O Supremo Tribunal Federalista (STF) condenou o ex-presidente Jair Bolsonaro (PL) a 27 anos e 3 meses de prisão por liderar uma suposta organização criminosa voltada à tentativa de golpe de Estado. O julgamento histórico também atingiu aliados políticos e militares.
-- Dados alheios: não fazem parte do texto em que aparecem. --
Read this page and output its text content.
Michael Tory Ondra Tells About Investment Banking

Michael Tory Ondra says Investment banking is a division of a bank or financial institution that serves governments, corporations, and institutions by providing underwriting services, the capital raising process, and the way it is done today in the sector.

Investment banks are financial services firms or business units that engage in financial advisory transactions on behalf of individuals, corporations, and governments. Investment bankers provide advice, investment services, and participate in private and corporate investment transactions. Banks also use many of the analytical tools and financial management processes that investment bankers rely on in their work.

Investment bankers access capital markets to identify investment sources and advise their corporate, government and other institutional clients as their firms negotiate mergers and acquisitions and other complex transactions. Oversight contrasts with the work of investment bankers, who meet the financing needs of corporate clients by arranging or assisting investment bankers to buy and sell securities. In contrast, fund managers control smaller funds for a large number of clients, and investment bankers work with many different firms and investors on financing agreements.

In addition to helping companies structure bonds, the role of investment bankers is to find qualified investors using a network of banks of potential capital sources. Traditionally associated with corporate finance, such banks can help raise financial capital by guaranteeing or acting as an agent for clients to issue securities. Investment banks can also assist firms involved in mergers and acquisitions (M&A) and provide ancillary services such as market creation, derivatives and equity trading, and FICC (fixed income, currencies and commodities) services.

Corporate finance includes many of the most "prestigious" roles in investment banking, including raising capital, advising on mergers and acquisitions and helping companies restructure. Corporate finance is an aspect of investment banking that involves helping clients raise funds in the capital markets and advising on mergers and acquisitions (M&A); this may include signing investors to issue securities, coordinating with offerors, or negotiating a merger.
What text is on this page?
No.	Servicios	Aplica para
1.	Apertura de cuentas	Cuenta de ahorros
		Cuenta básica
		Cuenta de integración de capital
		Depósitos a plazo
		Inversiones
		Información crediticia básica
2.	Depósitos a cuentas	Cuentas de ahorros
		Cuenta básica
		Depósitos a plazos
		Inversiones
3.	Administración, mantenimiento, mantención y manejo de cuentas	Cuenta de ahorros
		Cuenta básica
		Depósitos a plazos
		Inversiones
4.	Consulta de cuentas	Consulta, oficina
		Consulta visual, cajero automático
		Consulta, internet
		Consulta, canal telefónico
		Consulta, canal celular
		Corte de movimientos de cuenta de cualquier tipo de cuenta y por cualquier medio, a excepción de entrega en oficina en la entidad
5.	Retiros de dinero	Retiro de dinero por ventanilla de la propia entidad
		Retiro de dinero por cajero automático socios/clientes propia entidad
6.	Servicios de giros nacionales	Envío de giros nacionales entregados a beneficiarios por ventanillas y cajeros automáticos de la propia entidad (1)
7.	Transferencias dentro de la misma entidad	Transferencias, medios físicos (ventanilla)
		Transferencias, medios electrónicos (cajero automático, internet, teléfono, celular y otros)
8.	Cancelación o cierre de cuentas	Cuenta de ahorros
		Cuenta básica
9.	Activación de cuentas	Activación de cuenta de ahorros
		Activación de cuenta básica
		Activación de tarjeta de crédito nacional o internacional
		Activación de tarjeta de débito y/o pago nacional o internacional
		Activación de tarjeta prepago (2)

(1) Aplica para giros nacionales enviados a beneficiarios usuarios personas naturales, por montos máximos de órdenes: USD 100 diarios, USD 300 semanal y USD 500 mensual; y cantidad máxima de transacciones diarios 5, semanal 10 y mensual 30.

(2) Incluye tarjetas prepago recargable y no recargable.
A Namoro aplicou penas severas a ex-ministros, generais e colaboradores diretos do ex-capitão, todos considerados partícipes de uma trama para suprimir o Estado Democrático de Recta e impedir a posse de Luiz Inácio Lula da Silva depois as eleições de 2022.
Jair Bolsonaro
O ex-presidente foi sentenciado a 27 anos e 3 meses de prisão, sendo 24 anos e 9 meses de reclusão em regime fechado, 2 anos e 6 meses de detenção e 124 dias-multa no valor de dois salários mínimos cada. Alexandre de Moraes apontou Bolsonaro uma vez que líder da organização criminosa e considerou esse roupa um agravante na dosimetria da pena. A Namoro também declarou sua inelegibilidade por 8 anos e determinou o pagamento solidário de R$ 30 milhões por danos. A perda de patente militar será analisada pelo STM depois o trânsito em julgado.
Mauro Cid
O ex-ajudante de ordens de Bolsonaro foi beneficiado por contrato de colaboração premiada homologado pelo STF. Moraes fixou sua pena em dois anos de prisão em regime cândido e estendeu os benefícios à sua esposa, filha e pai. O relator destacou que, assim uma vez que não cabe indulto presidencial ou anistia do Congresso em crimes contra a democracia, tampouco é provável o perdão judicial. Todos os ministros acompanharam esse entendimento, com Flávio Dino ressaltando a prestígio de proteger e fortalecer a delação premiada uma vez que instrumento legítimo de desarticulação de organizações criminosas.
Walter Braga Netto
Ex-ministro da Resguardo e candidato a vice na placa de Bolsonaro em 2022, Braga Netto foi sentenciado a 26 anos de prisão, sendo 24 anos em regime fechado e 2 anos de detenção, mais 100 dias-multa. Moraes o apontou uma vez que peça mediano na pronunciação golpista, com destaque para os planos “Despensa 2022” e “Punhal Verdejante e Amarelo”. Fux divergiu e votou por pena unicamente pelo violação de anulação do Estado Democrático de Recta, com pena de 7 anos.
Anderson Torres
Ex-ministro da Justiça e ex-secretário de Segurança Pública do DF, Torres foi sentenciado a 24 anos de prisão — 21 anos e 6 meses em regime fechado, 2 anos e 6 meses de detenção e 100 dias-multa. Moraes destacou que, uma vez que procurador da Polícia Federalista, Torres tinha responsabilidade funcional agravado, além de ocupação de cargos estratégicos. A Namoro determinou ainda a perda de seu incumbência uma vez que procurador da PF.
Almir Garnier
Ex-comandante da Marinha, Garnier também foi sentenciado a 24 anos de prisão, com o mesmo detalhamento de pena de Anderson Torres. A recusa em participar da cerimônia de transmissão de incumbência, no termo de 2022, foi interpretada por Moraes uma vez que uma sinalização deliberada de suporte à ruptura institucional. O voto do relator foi escoltado integralmente pelo colegiado.
Augusto Heleno
General da suplente e ex-ministro do Gabinete de Segurança Institucional, Heleno recebeu pena de 21 anos em regime fechado. Moraes apontou que ele manteve contato direto com Bolsonaro ao longo de toda a conspiração, sendo peça-chave na pronunciação do projecto golpista. A pena foi atenuada em alguns pontos devido à idade superior a 70 anos, mas a liderança exercida por Heleno dentro da organização criminosa foi considerada agravante.
Paulo Sérgio Nogueira
Ex-ministro da Resguardo, Nogueira foi sentenciado a 19 anos de prisão. Moraes considerou sua atuação decisiva nas fases avançadas do projecto, mesmo tendo, em alguns momentos, tentado dissuadir Bolsonaro. O ministro também destacou a participação ativa de Nogueira na formalização da “minuta do golpe”. A pena inicial foi ajustada depois pedido de Cármen Lúcia e Cristiano Zanin para lastrar a dosimetria.
Alexandre Ramagem
Ex-diretor da Filial Brasileira de Lucidez e atual deputado federalista, Ramagem foi sentenciado a 16 anos, 1 mês e 15 dias de prisão em regime fechado, com 50 dias-multa. Inicialmente, Moraes havia fixado 17 anos, mas reduziu a pena a pedido de Cármen Lúcia, mormente em relação ao violação de anulação do Estado Democrático de Recta. O STF determinou ainda a perda de seu procuração parlamentar e do incumbência de procurador da Polícia Federalista.